The new season, which begins tomorrow night at 8 p.m., launches with the world premiere of "Northern Boulevard" an original musical written by Kevin Brofsky, directed by artistic director Eric Peterson and musical director Jeffrey Bauchsbaum. The music and lyrics are written by Bennington native Carleton Carpenter, a veteran of theater who began working on Broadway in 1944 and has worked with Debbie Reynolds to create songs which went on to sell over one million copies such as "Abba Dabba Honeymoon" and "Row, Row, Row."
The new location is also the first time that Oldcastle has had a building to call its own. The new home is equiped with 134 seats, on-site rehearsal room, set shop, dressing rooms, and shower. However, the building is still under renovations, and following the close of "Northern Boulevard" on Dec. 23 the theater will close down while they complete additional work until March when they will have a "grander grand opening" with a production of "Around the World in 80 Days."
"Finally, we control our own space, and we just love that," Peterson said.
A large portion of the work and money which went into the renovations came from community donations, either in the form of labor or funds.
"We’ve had overwhelming support from the community," Liz Stott, Oldcastle director of marketing and development said.
"We think we’re going to be a vital part of the revitalization of downtown," Peterson, a founding member of the theater, said.
"Northern Boulevard" follows the story of Jerry and Roslyn, a young couple in 1941 who buy a deli together in Queens.

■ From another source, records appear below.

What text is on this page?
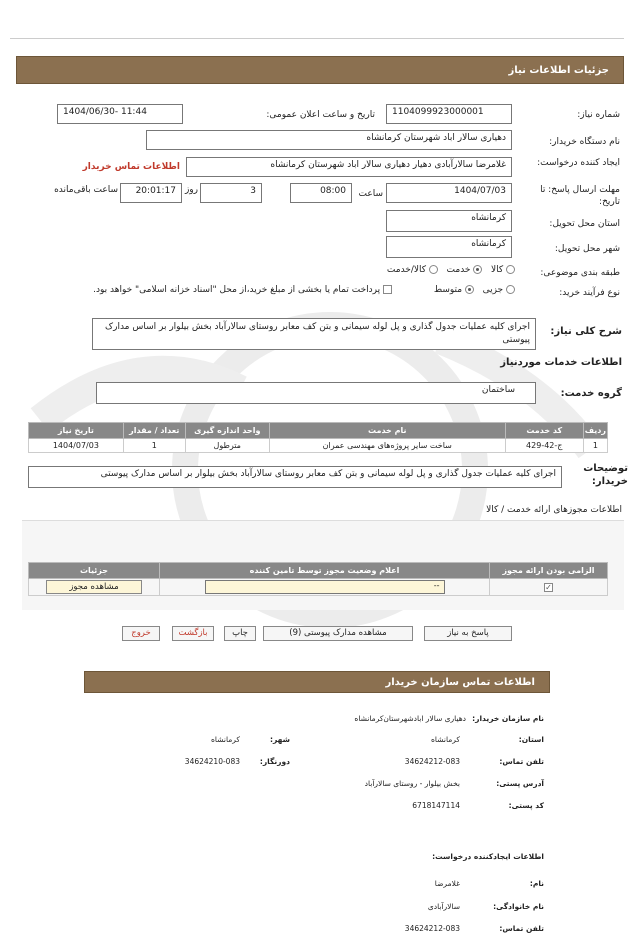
جزئیات اطلاعات نیاز
شماره نیاز:
1104099923000001
تاریخ و ساعت اعلان عمومی:
1404/06/30- 11:44
نام دستگاه خریدار:
دهیاری سالار اباد شهرستان کرمانشاه
ایجاد کننده درخواست:
غلامرضا سالارآبادی دهیار دهیاری سالار اباد شهرستان کرمانشاه
اطلاعات تماس خریدار
مهلت ارسال پاسخ: تا تاریخ:
1404/07/03
ساعت
08:00
3
روز
20:01:17
ساعت باقی‌مانده
استان محل تحویل:
کرمانشاه
شهر محل تحویل:
کرمانشاه
طبقه بندی موضوعی:
کالا    خدمت    کالا/خدمت
نوع فرآیند خرید:
جزیی    متوسط
پرداخت تمام یا بخشی از مبلغ خرید،از محل "اسناد خزانه اسلامی" خواهد بود.
شرح کلی نیاز:
اجرای کلیه عملیات جدول گذاری و پل لوله سیمانی و بتن کف معابر روستای سالارآباد بخش بیلوار بر اساس مدارک پیوستی
اطلاعات خدمات موردنیاز
گروه خدمت:
ساختمان
ردیف	کد خدمت	نام خدمت	واحد اندازه گیری	تعداد / مقدار	تاریخ نیاز
1	ج-42-429	ساخت سایر پروژه‌های مهندسی عمران	مترطول	1	1404/07/03
توضیحات خریدار:
اجرای کلیه عملیات جدول گذاری و پل لوله سیمانی و بتن کف معابر روستای سالارآباد بخش بیلوار بر اساس مدارک پیوستی
اطلاعات مجوزهای ارائه خدمت / کالا
الزامی بودن ارائه مجوز	اعلام وضعیت مجوز توسط تامین کننده	جزئیات
✓	--	مشاهده مجوز
پاسخ به نیاز
مشاهده مدارک پیوستی (9)
چاپ
بازگشت
خروج
اطلاعات تماس سازمان خریدار
نام سازمان خریدار:
دهیاری سالار اباد‌شهرستان‌کرمانشاه
استان:
کرمانشاه
شهر:
کرمانشاه
تلفن تماس:
34624212-083
دورنگار:
34624210-083
آدرس پستی:
بخش بیلوار - روستای سالارآباد
کد پستی:
6718147114
اطلاعات ایجادکننده درخواست:
نام:
غلامرضا
نام خانوادگی:
سالارآبادی
تلفن تماس:
34624212-083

The musical touches on moments in their lives for the next 40 years, covering both the large moments, such as Jerry’s enlistment in the World War II, and the minutiae of everyday life.
The story handles these large events succinctly, as to not break up the rhythm of the musical which clicks along at a pace of three to seven years between scenes, Peterson said.
"It’s the kind of play people of all ages can relate to," he said. "And a lot of it is just plain funny."
As the years go by the music begins to evolve along with the characters based on the decades, but always maintaining a connection to the melodic style of a Broadway show and lyrics that are drawn directly from the scene.
Carpenter prefaces that while it may seem old fashioned, this is the way he prefers to write musicals.
"I like melodies, and I like to say something with the lyrics and every song comes out of the scene," he said.
The idea for the show came about when Carpenter and Brofsky were discussing the prospect of working together on an original production and after three years of development "Northern Boulevard" came to fruition.
"We have the most wonderful cast ever assembled as far as I’m concerned," Carpenter said.
Carpenter and Brofsky developed the musical with the idea of making a show that could easily be performed by a small, local music company. And with that idea in mind, they decided to give the rights to the show to Oldcastle. Following the close of the show, the creators and directors hope that it will be picked up by other local theaters around the country who will want to do their own productions of "Northern Boulevard."